Howard County public works officials are recommending that county businesses pick up the bulk of costs for a state-required recycling program through higher fees for landfill dumping.

The county has proposed increasing fees for dumping trash at the Alpha Ridge landfill up to $95 a ton to help pay for building and operating new recycling and composting centers. The dumping charge, or tipping fee, is currently $45 a ton, up from $18 in June 1989.

Tipping fees fall heaviest on businesses that rely on private haulers to collect and dispose of their garbage. Haulers who collect residential trash in the county do not have to pay the fee, said Linda Fields, manager of the county's recycling program.

Fields said the increased tipping fees also would provide an economic incentive for businesses -- who account for 60 percent of the trash dumped at the landfill -- to recycle more of their waste.

The county's business community has yet to take a position on the proposal, said Carol Baily, executive director of the Howard County Chamber of Commerce.

The proposal to increase tipping fees is outlined in a recycling plan the county sent to the state for review.

Under Maryland law, Howard County must recycle at least 20 percent of its solid waste by 1994. About 4 percent of the county's trash is recycled now through voluntary programs.

After the state reviews the report, it will be sent to the County Council for approval, Fields said.

Barry Scher, a spokesman for Giant Food and a member of the county task force that helped prepare the report, said the county's plan to increase tipping fees is similar to proposals being offered by counties around the state.

"Everybody, including the business community, has to get involved," said Scher, who called the higher fees "the penalty {businesses} pay for not recycling more."

Fields said the county hopes to exceed the state's mandate and recycle about 28 percent of its garbage by 1994. To do that, the county has proposed curbside pickup of recyclable goods for residents by October 1993. About 12,000 homes in the Columbia area already receive this service as part of a pilot project that collects plastic bottles, newspapers, cans and glass.

To sort the trash so it can be recycled, the county has proposed building a $4.2 million material recovery center.

The county also wants to build a $2.3 million center to turn leaves, brush, branches, wood and grass clippings into compost.
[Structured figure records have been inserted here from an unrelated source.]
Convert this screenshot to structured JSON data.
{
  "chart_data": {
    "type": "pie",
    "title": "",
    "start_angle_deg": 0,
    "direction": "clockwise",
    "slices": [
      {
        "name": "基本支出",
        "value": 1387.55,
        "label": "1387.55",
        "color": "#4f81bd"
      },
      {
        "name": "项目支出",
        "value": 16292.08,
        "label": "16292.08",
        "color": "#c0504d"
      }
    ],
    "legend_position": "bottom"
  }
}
The material recovery center would be built by October 1993 and the composting center would be in operation by April 1992, the report said. When the composting center is operating, the county would regularly collect residential yard wastes left near the curb.

Fields said the day-to-day costs of the recycling program will depend on the markets and technology available for recycling.

It currently costs the county about $75 a ton to collect and dispose of trash in the county's only landfill. It costs about $60 a ton to collect and recycle the plastics, newspapers, cans and glass that are gathered as part of the pilot project, she said.